Sunday, March 28, 2010

Spring Cleaning - The Natural Way

One good thing about the dark and cloudy winter we have had in my part of the world: You can't see just how dusty/dingy my house is! But the sunlight is not so forgiving and I have been working to get my house back under control. Last week, I spent some time tagging and sorting clothes for a consignment sale. There are lots of different ones out there and I have shopped at several in my area but my favorite is Just Between Friends. My check, after fees and such, should be around $130.

Now on to actually cleaning....Do you ever suffer from a headache or sneezing after cleaning your bathroom? A few weeks ago, a speaker at MOPS spoke on the topic of making our homes and lives less toxic. She gave some great tips on how to make some changes for your family that will make you healthier while helping the environment be cleaner and safer too. That in turn makes YOU healthier once again, so it's a win-win situation.

I have been using homemade and eco-friendly commercial cleaners for my floors, bathrooms, glass/mirrors, and woodwork for over a year now.

The easiest recipe to start with? Glass Cleaner! Mix equal parts water and white vinegar in a squirt bottle. The first batch or so, you will want to add 1-3 drops of liquid soap and shake. This will help cut the residue left behind by commercial cleaners. If you don't like the vinegar smell, you can add a few drops of your favorite essential oil (lavender is really popular). I skip this step since vinegar is a natural deodorizer. It will quickly evaporate, taking the scent with it. A recent MOPS speaker inspired me to experiment with making and using my own laundry detergent and I have been pleasantly surprised! I discovered an excellent tutorial at Big Doll's Boomtown - she made it sound so easy. Guess was! Not only that, it was surprisingly inexpensive.
A few simple ingredients are all it takes. I found all of them at my local grocery store. You only use 1 -2 tablespoons per load, so I think this should last me a good while. To make another batch, you would have to buy more of the laundry soap but there is more than enough of the other ingredients left.
  • 2 C. grated laundry soap (Zote, Fels Naptha, or Kirk's Castile)
  • 1 C. borax
  • 1 C. washing soda
  • 1/2 C. baking soda
Here is a run-down of my cost: Fels Naptha laundry soap bar: $2.29; Arm &Hammer Washing Soda: $2.79; 20 Mule Team Borax: on sale for $2.99; Baking Soda (store brand): $0.56 = $8.63. I made a double batch and plan to see just how long it lasts.

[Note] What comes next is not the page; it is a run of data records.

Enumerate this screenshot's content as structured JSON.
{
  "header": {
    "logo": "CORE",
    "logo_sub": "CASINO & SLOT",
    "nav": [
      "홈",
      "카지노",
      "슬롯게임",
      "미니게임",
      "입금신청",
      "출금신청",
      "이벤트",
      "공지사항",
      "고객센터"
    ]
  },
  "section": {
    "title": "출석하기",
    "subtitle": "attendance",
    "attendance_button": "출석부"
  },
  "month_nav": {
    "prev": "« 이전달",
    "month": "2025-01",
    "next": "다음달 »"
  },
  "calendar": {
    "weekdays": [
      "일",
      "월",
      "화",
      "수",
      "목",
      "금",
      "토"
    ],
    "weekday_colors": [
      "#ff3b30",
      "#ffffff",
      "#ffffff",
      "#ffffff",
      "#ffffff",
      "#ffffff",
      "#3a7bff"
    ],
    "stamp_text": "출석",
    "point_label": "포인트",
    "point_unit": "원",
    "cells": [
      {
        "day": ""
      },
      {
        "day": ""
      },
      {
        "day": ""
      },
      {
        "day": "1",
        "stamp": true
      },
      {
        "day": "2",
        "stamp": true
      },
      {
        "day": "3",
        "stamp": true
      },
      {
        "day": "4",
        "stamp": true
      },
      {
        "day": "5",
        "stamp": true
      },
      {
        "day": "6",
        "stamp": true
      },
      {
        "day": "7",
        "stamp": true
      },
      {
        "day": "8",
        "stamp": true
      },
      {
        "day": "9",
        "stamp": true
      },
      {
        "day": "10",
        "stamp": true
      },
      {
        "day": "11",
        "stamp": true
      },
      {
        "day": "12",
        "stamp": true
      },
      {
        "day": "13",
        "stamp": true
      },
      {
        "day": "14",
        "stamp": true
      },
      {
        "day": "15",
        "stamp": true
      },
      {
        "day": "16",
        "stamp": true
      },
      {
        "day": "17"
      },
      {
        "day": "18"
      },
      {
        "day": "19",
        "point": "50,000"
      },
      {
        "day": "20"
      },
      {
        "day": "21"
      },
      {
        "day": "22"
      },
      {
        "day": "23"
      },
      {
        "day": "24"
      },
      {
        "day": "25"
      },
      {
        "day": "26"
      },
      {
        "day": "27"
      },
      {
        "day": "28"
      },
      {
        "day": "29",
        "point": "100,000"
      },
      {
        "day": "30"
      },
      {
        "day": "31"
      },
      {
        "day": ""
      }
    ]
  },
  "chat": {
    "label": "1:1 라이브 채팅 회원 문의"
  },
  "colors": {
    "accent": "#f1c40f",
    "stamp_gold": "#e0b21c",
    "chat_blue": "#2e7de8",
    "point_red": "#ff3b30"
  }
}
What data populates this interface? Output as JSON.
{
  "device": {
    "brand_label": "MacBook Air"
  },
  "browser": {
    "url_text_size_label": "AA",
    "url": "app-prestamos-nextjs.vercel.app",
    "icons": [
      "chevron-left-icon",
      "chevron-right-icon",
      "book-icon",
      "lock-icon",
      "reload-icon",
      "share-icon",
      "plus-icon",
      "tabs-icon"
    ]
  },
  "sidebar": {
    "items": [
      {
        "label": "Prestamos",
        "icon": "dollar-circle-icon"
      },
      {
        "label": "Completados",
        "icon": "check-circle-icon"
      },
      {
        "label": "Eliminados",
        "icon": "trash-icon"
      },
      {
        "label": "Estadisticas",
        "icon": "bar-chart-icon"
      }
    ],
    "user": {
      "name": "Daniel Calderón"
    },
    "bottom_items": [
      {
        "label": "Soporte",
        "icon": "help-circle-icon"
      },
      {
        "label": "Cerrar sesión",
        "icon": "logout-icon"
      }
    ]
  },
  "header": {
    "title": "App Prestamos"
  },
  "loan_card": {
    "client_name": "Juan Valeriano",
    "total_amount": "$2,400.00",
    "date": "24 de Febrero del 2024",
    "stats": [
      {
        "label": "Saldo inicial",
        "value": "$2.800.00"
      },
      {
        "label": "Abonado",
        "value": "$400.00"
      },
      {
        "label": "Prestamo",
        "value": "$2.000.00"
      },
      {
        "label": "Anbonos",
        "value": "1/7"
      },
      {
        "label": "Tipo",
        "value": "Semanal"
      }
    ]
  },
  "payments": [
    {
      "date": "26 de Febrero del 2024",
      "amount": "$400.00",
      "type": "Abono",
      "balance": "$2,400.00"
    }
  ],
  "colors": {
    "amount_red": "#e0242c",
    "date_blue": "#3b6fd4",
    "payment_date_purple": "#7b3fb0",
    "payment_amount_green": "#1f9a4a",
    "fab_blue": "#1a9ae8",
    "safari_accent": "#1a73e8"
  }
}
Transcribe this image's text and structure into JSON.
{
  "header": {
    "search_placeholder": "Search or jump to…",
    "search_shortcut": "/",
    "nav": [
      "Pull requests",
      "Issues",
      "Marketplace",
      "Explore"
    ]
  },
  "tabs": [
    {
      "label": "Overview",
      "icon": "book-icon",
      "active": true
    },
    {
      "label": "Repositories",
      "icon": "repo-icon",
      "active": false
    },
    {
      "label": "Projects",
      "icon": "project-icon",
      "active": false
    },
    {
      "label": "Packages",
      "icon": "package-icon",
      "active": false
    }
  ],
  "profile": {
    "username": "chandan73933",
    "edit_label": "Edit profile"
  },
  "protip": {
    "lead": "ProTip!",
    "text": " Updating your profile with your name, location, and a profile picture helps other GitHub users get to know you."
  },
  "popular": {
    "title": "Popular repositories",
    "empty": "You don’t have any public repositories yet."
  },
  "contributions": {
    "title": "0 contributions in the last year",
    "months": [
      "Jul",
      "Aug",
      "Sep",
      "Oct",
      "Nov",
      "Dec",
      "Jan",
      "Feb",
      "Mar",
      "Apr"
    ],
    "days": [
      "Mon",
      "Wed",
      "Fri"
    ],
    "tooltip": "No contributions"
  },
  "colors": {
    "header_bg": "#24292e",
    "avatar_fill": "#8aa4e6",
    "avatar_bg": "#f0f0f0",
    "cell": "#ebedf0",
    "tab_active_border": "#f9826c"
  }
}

After trying vinegar for lots of household cleaning with fabulous results, I decided to give in and test it as fabric softener. Mix equal parts water and white vinegar in your softener dispenser and be prepared to be amazed. Admittedly, my towels are not as soft and fluffy as with a commercial fabric softener. But, they are much softer than going without - which I had been doing for over a year since reading how much it can pollute our water supply. As a side note, I have a partially used industrial size jug of Snuggle softener gathering dust in my basement if anyone wants it!

I haven't tried this recipe for homemade dishwasher soap yet but is sure sounds interesting! Let me know if you try it!